Back in July, allegations that its source code may have been compromised by the Russian government led to Kaspersky Lab's removal from the list of approved federal vendors. Now, the Department of Homeland Security (DHS) has issued a directive giving departments and agencies three months to identify any use of the software and replace it with alternatives.
The directive allows 30 days to identify any government systems that use Kaspersky, 60 days to come up with a plan for eliminating the software, and 90 days to start uninstalling it.
“The department is concerned about the ties between certain Kaspersky officials and Russian intelligence and other government agencies, and requirements under Russian law that allow Russian intelligence agencies to request or compel assistance from Kaspersky and to intercept communications transiting Russian networks,” the DHS said in a statement.
“The risk that the Russian government, whether acting on its own or in collaboration with Kaspersky, could capitalize on access provided by Kaspersky products to compromise federal information and information systems directly implicates US national security.”

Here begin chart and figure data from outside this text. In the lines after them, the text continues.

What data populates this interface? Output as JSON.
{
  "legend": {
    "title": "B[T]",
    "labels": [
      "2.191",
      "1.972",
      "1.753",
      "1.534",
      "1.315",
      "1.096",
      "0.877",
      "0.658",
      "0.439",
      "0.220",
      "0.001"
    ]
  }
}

Kaspersky Lab has faced allegations of ties with the Russian government for some time. CEO and cofounder Eugene Kaspersky was educated at a KGB-backed school and previously served at the intelligence organization. But there’s no public evidence linking Kaspersky with Russian agencies. A spokesperson said “the accusations are based on false allegations and inaccurate assumptions.”
The company added that as 85 percent of its revenue comes from outside of Russia, it would be detrimental for the firm to work inappropriately with any government.
The DHS has asked Kaspersky to contact the agency and provide evidence that proves its innocence. In July, Kaspersky said he was willing to testify before congress and turn over the company’s source code “to prove that we don’t behave maliciously.”
While Kaspersky continues to deny any relationship with the Russian government, emails obtained by Bloomberg earlier this year show how it developed software for the Federal Security Service (FSB), one of the intelligence agencies that allegedly attempted to influence the US election. It's also said to have accompanied agents on raids.
The company said that the facts of the 2009 emails have been “misconstrued to fit in with the hypothetical, false theory.”